Talvez dos mais antigos seja o "mito judaico", hoje dotados de um Estado próprio. Na Europa, a partir do século XV, o preconceito contra os judeus teve exemplo na sua expulsão, designadamente de França, Inglaterra, Escócia, Dinamarca, Grécia, Noruega, Castela e Portugal, que teve a criação dos cristãos-novos, embora a intervenção da Inquisição seja de importância. Todavia, como salientou Richmond, a igual mobilidade social é mais difícil quando o sinal visível da diminuição de estatuto social são características raciais diferentes, sendo longamente usada a cor da pele.

Para os judeus a intervenção mais desumana e cruel viria a ser a do nazismo.

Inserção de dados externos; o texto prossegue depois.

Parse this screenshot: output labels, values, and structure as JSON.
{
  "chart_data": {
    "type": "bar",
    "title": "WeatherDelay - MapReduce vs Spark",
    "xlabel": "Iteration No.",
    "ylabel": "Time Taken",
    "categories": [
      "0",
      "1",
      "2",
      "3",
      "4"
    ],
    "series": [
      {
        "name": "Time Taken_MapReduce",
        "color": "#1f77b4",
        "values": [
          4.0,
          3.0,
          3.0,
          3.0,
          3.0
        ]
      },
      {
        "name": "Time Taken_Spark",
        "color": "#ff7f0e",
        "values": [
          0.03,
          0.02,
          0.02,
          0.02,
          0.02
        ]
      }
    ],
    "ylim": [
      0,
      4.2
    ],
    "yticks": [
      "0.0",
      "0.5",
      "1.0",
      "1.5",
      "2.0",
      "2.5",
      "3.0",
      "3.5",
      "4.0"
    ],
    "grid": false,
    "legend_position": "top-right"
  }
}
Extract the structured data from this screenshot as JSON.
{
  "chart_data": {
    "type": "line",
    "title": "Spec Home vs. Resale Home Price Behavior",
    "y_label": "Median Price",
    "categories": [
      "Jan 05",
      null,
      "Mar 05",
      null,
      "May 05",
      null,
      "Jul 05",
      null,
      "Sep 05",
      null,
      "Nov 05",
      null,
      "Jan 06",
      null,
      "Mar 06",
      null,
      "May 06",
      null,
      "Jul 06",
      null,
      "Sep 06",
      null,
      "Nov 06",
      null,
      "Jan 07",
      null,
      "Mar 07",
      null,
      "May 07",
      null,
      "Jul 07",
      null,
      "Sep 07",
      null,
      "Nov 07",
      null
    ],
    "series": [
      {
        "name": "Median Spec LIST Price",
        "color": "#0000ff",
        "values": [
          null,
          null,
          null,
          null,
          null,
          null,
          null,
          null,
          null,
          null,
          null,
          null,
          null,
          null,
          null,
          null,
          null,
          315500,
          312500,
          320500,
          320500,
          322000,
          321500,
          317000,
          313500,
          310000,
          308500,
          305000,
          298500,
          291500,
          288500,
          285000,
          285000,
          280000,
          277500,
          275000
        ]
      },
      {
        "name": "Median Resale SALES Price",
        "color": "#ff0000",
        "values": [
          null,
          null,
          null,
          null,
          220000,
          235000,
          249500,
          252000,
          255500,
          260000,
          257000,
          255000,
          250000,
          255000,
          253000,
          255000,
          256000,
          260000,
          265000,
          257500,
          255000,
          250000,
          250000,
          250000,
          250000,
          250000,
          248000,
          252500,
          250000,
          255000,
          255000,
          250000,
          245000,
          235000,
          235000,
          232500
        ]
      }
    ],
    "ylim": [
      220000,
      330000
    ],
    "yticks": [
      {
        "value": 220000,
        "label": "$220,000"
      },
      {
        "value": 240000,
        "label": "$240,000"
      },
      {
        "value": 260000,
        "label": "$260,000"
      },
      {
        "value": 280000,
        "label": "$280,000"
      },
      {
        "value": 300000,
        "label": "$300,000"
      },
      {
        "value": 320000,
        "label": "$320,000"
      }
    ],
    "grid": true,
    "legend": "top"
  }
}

A atenção à cor da pele deu origem ao mito do negro, uma situação originada sobretudo pelos interesses económicos, que multiplicaram o exercício da escravatura, não tendo sido moderada a extensão, lembrando por exemplo que não foi fácil aceitar a inquietação de frei Bartolomeu de Las Casas sobre a igualdade da razão para suprimir a escravatura dos negros e índios.

Mas a história dos EUA ajuda a tentar compreender como os chamados Group Identification não impediu a urgência de um regime democrático, mas que não inspirou facilmente a não discriminação, facto que frequentemente violou a paz civil. Não foi muito antiga a violenta ação do Ku Klux Klan.

Por fim, o mito dos mestiços, nas sociedades onde existiu uma situação colonial ou é viva a recordação dela. A situação é por vezes moderada por fórmulas como a voz do sangue, sangue novo, sangue azul. É uma área em que a extinção da identificação mestiça resulta do chamado passing, criação de mestiços que de cor branca entraram para a sociedade branca.

Mas o mito da raça ariana ou nórdica, frequentemente abrangente do nacionalismo europeu, que é referido como frequente apoio do racismo que inspirou Houston Chamberlain (1899) a formular o mito da "nórdico louro dolicocéfalo": uma cruzada que parece ter ajudado a radicar a tese criminosa do nazismo. Uma atenção, que provoca hoje inquietação, é a multiplicação dos mitos inspirados por etnias diferentes com que se tem notícia da situação crítica de minorias que são abrangidas por uma estrutura diferente dos Estados em que habitam, sobretudo os que vencem a transformação da hierarquia política subestimada pelas decisões do projeto da ONU e da UNESCO. A proteção dos direitos iguais para todos não pode legitimamente ser violada pela nova estrutura. Os severos avisos da ONU advertem os riscos que exigem ser evitados. São estes avisos que lembram descuidadas decisões do passado, e que evidenciam provável renovação de decisões para dominar carências da covid-19; migrações que não conseguem encontrar acolhimento, submissão de acolhidos a trabalhos criminosos, e o governante que se justificou afirmando que "todo o animal se junta com outro da mesma espécie".

A pretendida legalidade, que exigiu retroatividade das leis penais em Nuremberga, um tribunal inspirado pela ofensa à justiça natural de que "a mistura do sangue com o dos outros povos inferiores resulta na ruína da raça superior". O aviso da ONU não pode ser ignorado, porque não foi corrigida a decisão do Tribunal Internacional de não assumir a investigação de governos nos crimes contra a humanidade porque os Estados não colaboram. A força dos mitos, de que é exemplo a história da escravatura dos negros nos EUA, tem demonstrado ali que suscita violência social, foi causa lícita.

Não são de memória antiga casos de legalidade democrática estadual, com a sociedade civil a sustentar a desobediência, por valores de grupos civis.